Writer's Angst

April 7, 2009

It's been a rough day. I've spent most of the day unnaturally tired and trapped within a numb mind. I failed to add a single word to my novel. My dear husband is snoozing away next to me, reminding me of just how tired I am, and I've started this darn blog over three times in the past half hour.

I keep thinking about this chapter I wrote in my novel yesterday. I haven't decided yet if it is good or not. Basically, the story goes like this: a black man has been caring for his mentally disabled cousin for most of his life, until said cousin is wrongly accused of murder. The cousin is sent away to an asylum, where he is mistreated by the staff. The town's white sheriff, who is the black man's best friend, arranges to bring his cousin home until a new place can be found for him. In the meantime, the the town's old KKK rises up in protest and does something terrible. The black man then decides to leave town, but will abandon his cousin in the process. His only solution: he must kill his cousin.

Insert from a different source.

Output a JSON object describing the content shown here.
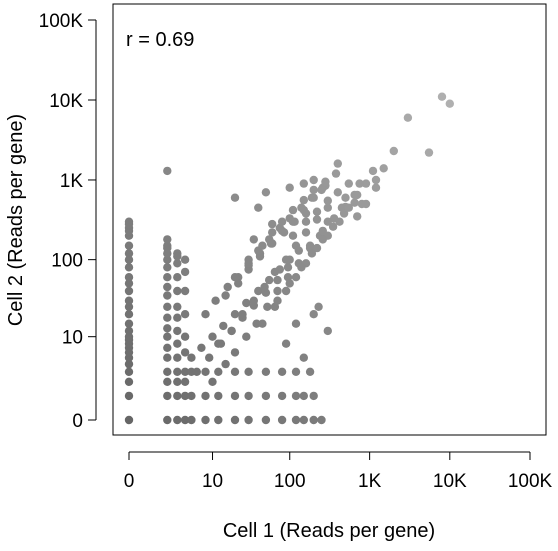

I wrote this whole scene where the man walks into his cousin's room, kneels in front of where he is sitting, and holds the gun to his temple. The idea for this chapter just came to me out of nowhere, and it seemed somehow poignant and necessary to the novel's progress. The problem is, the description is very, very simplified. The question isn't where or how I should beef it up, it's whether I should. In spite of everything going on in my brain, all I can focus on is this scene. Maybe I should just sleep on it for tonight.


Sherherazad7209 said...

Just a thought...reading the synopsis of your novel brought to mind John Steinbeck's Of Mice and Men. Also, I noticed you are currently reading The Grapes of Wrath. I'm an amateur, here, so bear with me...I don't presume to be anything other than a person who reads a great deal and writes at a novice level, primarily for private self-expression/contemplation. So, I am probably telling you things you already know. Isn't it a common practice for a writer to consult other writers' material when they are struggling with an issue in their work? Not for plagarising, obviously, but for inspiration or direction, either with style, plot, character,etc.,. As a reference to this practice, I read about a woman author/writer, I cannot recall her name, who had something I would only know to call a "literary enclave" sometime in the mid-20th century. Every summer she had aspiring writers come and live at her home-she was very selective; they had to be invited or send her a letter that was extremely impressive. Anyways, one of the first things she had her students do was sit at typewriters all day literally typing a copy of someone else's book. (Authors she approved of, I imagine). Her premise was that if you get used to processing good writing, even in a sort of clerical manner, that some of it will stick when the novice starts putting his own thoughts/ideas onto paper. You were wondering how to handle your scene where the man kills his cousin. What about taking a look at the scene where George kills Lennie and seeing how Steinbeck handled it?
Just a thought...I hope I have not offended you in any way.I found your blog just wandering around the web a few weeks ago, and I appreciate (and admire) your writing style as well as what you have to say-you have made me laugh, evoked emotions, and provided me with thoughts and ideas to contemplate. I simply had a thought while reading this post, and thought I might share it.
I look forward to more posts...and that novel.
Thanks for your time :)

Sanctum's Muse said...

Thanks for reading, Sherherazad! Yes, it is a very good practice for serious writers to read great works of literature, and I will definitely consider your suggestion to peruse the passage in Of Mice and Men. Of course, I can't quite give away the resolution to this particular scene in my novel--suffice to say that it may be quite different from the one in Steinbeck's work.

So glad to have you as a follower! Good luck with your own blogging venture!